Ainsi, le chemin est tracé : aller du tout simple au moins simple, du moins simple au plus compliqué, et, cependant, prendre garde que si aucun de ces systèmes ne fournit à lui seul, sans doute, la solution cherchée, chacun d’eux ou quelqu’un d’entre eux peut apporter un élément de solution ; que si aucun d’eux, sans doute, n’organise le suffrage universel, plusieurs d’entre eux peuvent quand même servir à l’organiser. — Nous ne verrons donc guère, au début, que les plus timides et, par conséquent, les moins efficaces, ceux qu’on appellerait volontiers des expédiens ou des palliatifs ; mais, s’ils contiennent quelque parcelle dont on puisse tirer de l’ordre et de la vie, et qui soit à quelque degré un principe d’organisation, il serait dommage de la perdre, pour les avoir jugés trop vite et les avoir rejetés trop dédaigneusement.
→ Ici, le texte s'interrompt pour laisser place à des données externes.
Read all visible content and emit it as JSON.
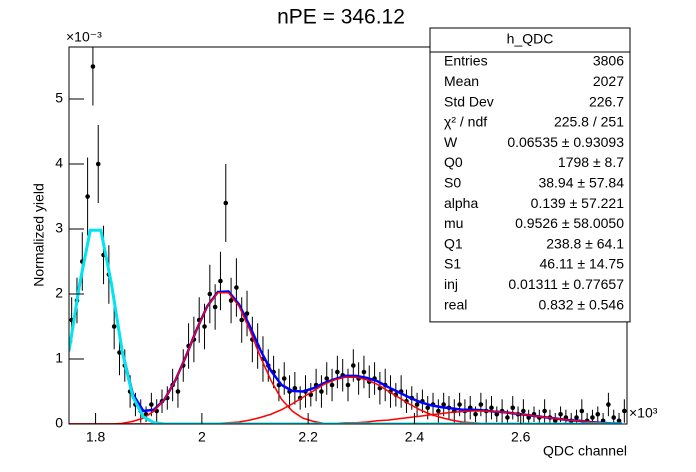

I. — EXPÉDIENS COMPATIBLES AVEC LA FORME ACTUELLE

L’Éducation du suffrage universel.

Ce qui vient d’abord à l’esprit, c’est que l’éducation du suffrage universel n’est pas faite et qu’il faut la faire. Là-dessus, on n’hésite pas ; on ne s’interroge pas ; et pourtant, il vaudrait la peine d’y réfléchir : en effet, qu’est-ce, au juste, que de faire l’éducation du suffrage universel ? et cette éducation, si hautement désirable, peut-on ou ne peut-on pas la faire ? et à supposer qu’on l’entreprenne, avec quels instrumens, par quels procédés ? On en voit trois ou quatre : l’école, la presse, les associations libres, enfin une sorte d’auto-éducation, — l’électeur, en votant, s’apprenant à voter, comme c’est, si l’on en croit le proverbe, en forgeant qu’on devient forgeron.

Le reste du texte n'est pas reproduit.